Vite avant la fonte... Ski nordique, une nouvelle de Jean-Paul Lamy
D'abord des ouvrages pédagogiques, puis l'âge mûr venu, contes, poèmes, chansons ainsi que de nombreuses nouvelles " d'ici ou d'ailleurs ".
Celles dont l'action se situe dans sa Normandie natale, celle où il a grandi et qu'il a retrouvée la retraite venue, la normandie intemporelle de ses maîtres, Maupassant et Flaubert, aussi, ont été regroupées dans le recueil
Il nous offre ci-dessous un texte fin, riche en sensations, qui fait écho aux dernières versatilités d'une météo qui quitte cette année l'hiver à reculons et sur lequel plane l'ombre d'un Francis Ponge féru de Montaigne.
Une très jolie leçon sur "l'art de la chute"...
Il peut arriver que l'on chute dans une neige jeune, toute vierge encore de traces de skis, de raquettes et de bottes. Les flocons se sont à peine posés les uns sur les autres, ménageant, entre eux, des espaces de mouvement et de respiration. On parle alors de poudreuse. Rien à voir avec la neige transformée qui a viré à la glace, à la pierre ponce, au granit grossier ou à la toile émeri sur laquelle, si l'on en vient à perdre l'équilibre, on rabote jusqu'au sang ses genoux et ses coudes : non, dans la poudreuse, on s'enfonce, s'enfonce, s'enfonce... La poudreuse est insondable : le bras le sait bien qui s'y aventure tout entier, armé, pourtant, d'un bâton qui le prolonge et qui, jamais, ne trouve le fond.
On ressent alors la délicieuse sensation que l'on peut connaître par ailleurs en boxant un édredon sur lequel les poings s'exaspèrent à ne jamais rencontrer de résistance. On a affaire à un adversaire qui encaisse coups et insultes (car on tempête tant et plus) sans jamais les rendre mais sans jamais non plus en souffrir. On se fatigue avant lui : on se débat et s'épuise sans jamais se relever...
La bouche a mordu dans une fadeur glacée, les lunettes se sont couvertes d'un épais brouillard, les cheveux, fussent-ils de jais ou de poivre et de sel, ne sont plus soudain que sel. La neige s'insinue dans le cou, fond, suit le sillon de la colonne vertébrale, puis, à la faveur de longs frissons ou des gestes désordonnés que l'on fait pour s'en sortir, se répand à droite et à gauche sur toute la largeur du dos. On a basculé cul par-dessus tête et l'on se prend à douter de l'infaillibilité de son phototropisme : où est le ciel ? Où est la terre ?

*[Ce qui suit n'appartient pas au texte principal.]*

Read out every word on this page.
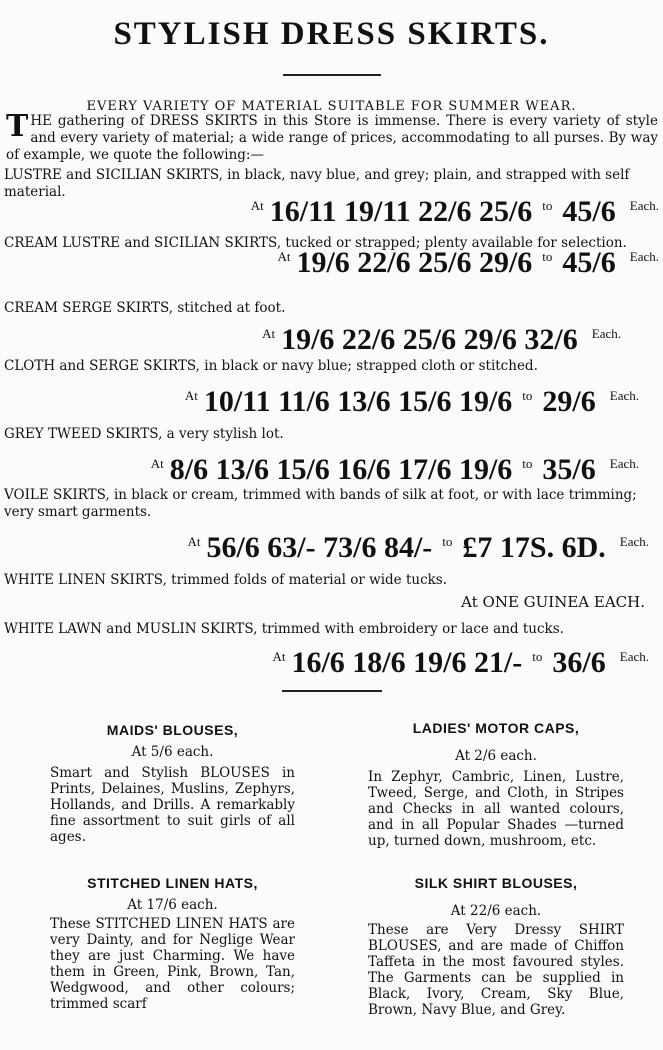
STYLISH DRESS SKIRTS.
EVERY VARIETY OF MATERIAL SUITABLE FOR SUMMER WEAR.
THE gathering of DRESS SKIRTS in this Store is immense. There is every variety of style and every variety of material; a wide range of prices, accommodating to all purses. By way of example, we quote the following:—
LUSTRE and SICILIAN SKIRTS, in black, navy blue, and grey; plain, and strapped with self material.
$^{At}$ 16/11 19/11 22/6 25/6 $^{to}$ 45/6 $^{Each.}$
CREAM LUSTRE and SICILIAN SKIRTS, tucked or strapped; plenty available for selection.
$^{At}$ 19/6 22/6 25/6 29/6 $^{to}$ 45/6 $^{Each.}$
CREAM SERGE SKIRTS, stitched at foot.
$^{At}$ 19/6 22/6 25/6 29/6 32/6 $^{Each.}$
CLOTH and SERGE SKIRTS, in black or navy blue; strapped cloth or stitched.
$^{At}$ 10/11 11/6 13/6 15/6 19/6 $^{to}$ 29/6 $^{Each.}$
GREY TWEED SKIRTS, a very stylish lot.
$^{At}$ 8/6 13/6 15/6 16/6 17/6 19/6 $^{to}$ 35/6 $^{Each.}$
VOILE SKIRTS, in black or cream, trimmed with bands of silk at foot, or with lace trimming; very smart garments.
$^{At}$ 56/6 63/- 73/6 84/- $^{to}$ £7 17S. 6D. $^{Each.}$
WHITE LINEN SKIRTS, trimmed folds of material or wide tucks.
At ONE GUINEA EACH.
WHITE LAWN and MUSLIN SKIRTS, trimmed with embroidery or lace and tucks.
$^{At}$ 16/6 18/6 19/6 21/- $^{to}$ 36/6 $^{Each.}$
MAIDS' BLOUSES,
At 5/6 each.
Smart and Stylish BLOUSES in Prints, Delaines, Muslins, Zephyrs, Hollands, and Drills. A remarkably fine assortment to suit girls of all ages.
STITCHED LINEN HATS,
At 17/6 each.
These STITCHED LINEN HATS are very Dainty, and for Neglige Wear they are just Charming. We have them in Green, Pink, Brown, Tan, Wedgwood, and other colours; trimmed scarf
LADIES' MOTOR CAPS,
At 2/6 each.
In Zephyr, Cambric, Linen, Lustre, Tweed, Serge, and Cloth, in Stripes and Checks in all wanted colours, and in all Popular Shades —turned up, turned down, mushroom, etc.
SILK SHIRT BLOUSES,
At 22/6 each.
These are Very Dressy SHIRT BLOUSES, and are made of Chiffon Taffeta in the most favoured styles. The Garments can be supplied in Black, Ivory, Cream, Sky Blue, Brown, Navy Blue, and Grey.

On s'enfonce un peu plus, on se décourage, on s'engourdit, on ne lutte plus. Ce serait le retour au bonheur fœtal si la température était un peu plus douce... Mais le froid qui s'est refermé sur nous est de moins en moins ressenti comme une agression et l'on glisse vers cette petite chose qui palpite dans le ventre maternel, on est un pur joyau dans un immense écrin de ouate qui étouffe toutes les agitations du monde, un pur esprit voguant pour l'éternité dans l'éther. On est en apesanteur, on est bien (car on est encore)...
Montaigne prétendait s'habituer à la mort mais il n'a guère trouvé pour cela qu'une pauvre chute de cheval sur un chemin caillouteux : j'ai vainement cherché dans les Essais une page qui eût pour titre : « De l'enfoncement dans la neige jusqu'à la taille ». Dommage ! Que n'a-t-il donc vécu cette expérience simplement sublime ? Elle nous offre le privilège rare de vivre notre propre mort en acteur et en spectateur à la fois. Vivre, oui, car on est encore presque vivant...
Mais soudain, le charme est rompu : notre compagnon qui nous a rejoint nous saisit par l'aisselle et nous redresse brutalement en disant : « Allons, secoue-toi ! ». Et l'on obéit : on s'ébroue, notre esprit revient habiter un corps qui perd sa virginité retrouvée pour s'habiller de bariolé banal, la neige nous porte de nouveau. On est redevenu un skieur anonyme sur des étendues de plus en plus zébrées de longues éraflures.
« Allons, secoue-toi ! »... On devrait avoir la force de ne pas obéir.